In April 2011, hundreds of people in Germany were hospitalized with a deadly disease that often started as food poisoning with bloody diarrhea. It was the beginning of the deadliest outbreak in recent history, caused by a mysterious bacterial strain that we will refer to as E. coli X. Within a few months, the outbreak had infected thousands and killed 53 people. To prevent the further spread of the outbreak, computational biologists all over the world had to answer the question “What is the genome sequence of E. coli X?” in order to figure out what new genes it acquired to become pathogenic. The 2011 German outbreak represented an early example of epidemiologists collaborating with computational biologists to stop an outbreak. In this Genome Assembly Programming Challenge, you will follow in the footsteps of the bioinformaticians investigating the outbreak by developing a program to assemble the genome of the deadly E. coli X strain. However, before you embark on building a program for assembling the E. coli X strain, we have to explain some genomic concepts and warm you up by having you solve a simpler problem of assembling a small virus.

DNA sequencing approach that led to assembly of a small virus in 1977 went through a series of transformations that contributed to the emergence of personalized medicine a few years ago. By the late 1980s, biologists were routinely sequencing viral genomes containing hundreds of thousands of nucleotides, but the idea of sequencing a bacterial (let alone the human) genome containing millions (or even billions) of nucleotides remained preposterous and would cost billions of dollars. In 1988, three biologists (independently and simultaneously!) came up with an idea to reduce sequencing cost and proposed the futuristic and at the time completely implausible method of DNA arrays. None of these three biologists could have possibly imagined that the implications of his own experimental research would eventually bring him face-to-face with challenging algorithmic problems. In this module you will learn about the algorithmic challenge of DNA sequencing using information about short k-mers provided by DNA arrays. You will also travel to the 18the century to learn about the Bridges of Konigsberg and solve a related problem of assembling a jigsaw puzzle!

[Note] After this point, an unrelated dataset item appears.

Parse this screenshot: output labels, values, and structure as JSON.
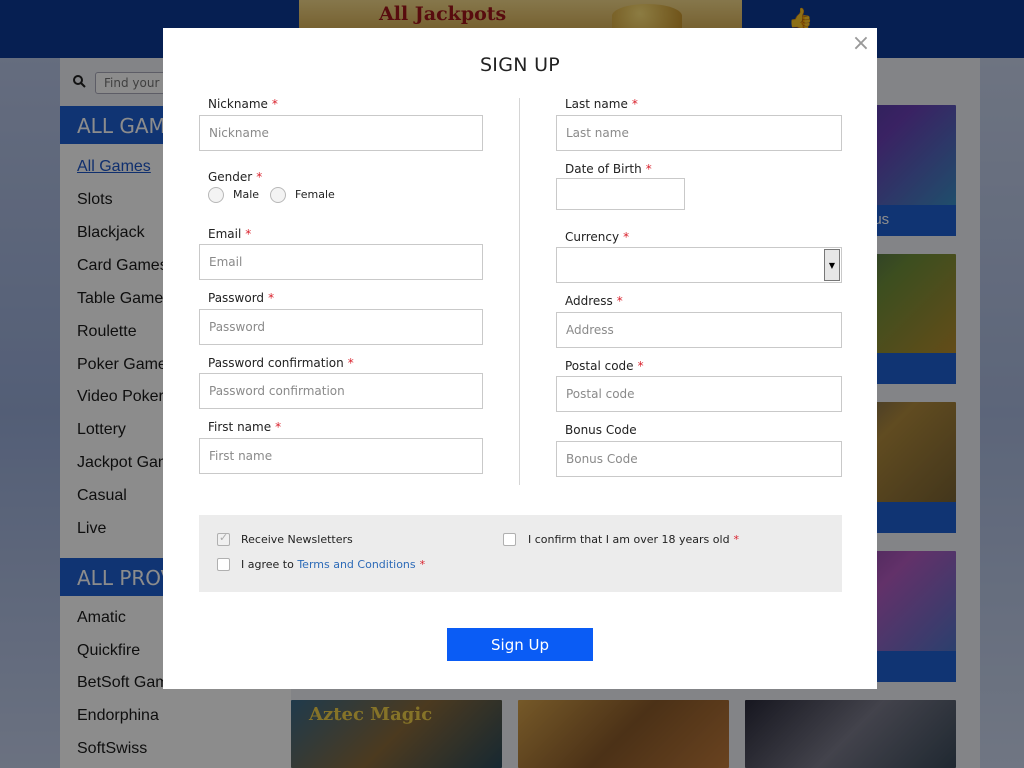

Our discussion of genome assembly has thus far relied upon various assumptions. In this module, we will face practical challenges introduced by quirks in modern sequencing technologies and discuss some algorithmic techniques that have been devised to address these challenges. Afterwards, you will assemble the smallest bacterial genome that lives symbiotically inside leafhoppers. Its sheltered life has allowed it to reduce its genome to only about 112,091 nucleotides and 137 genes. And afterwards, you will be ready to assemble the E. coli X genome!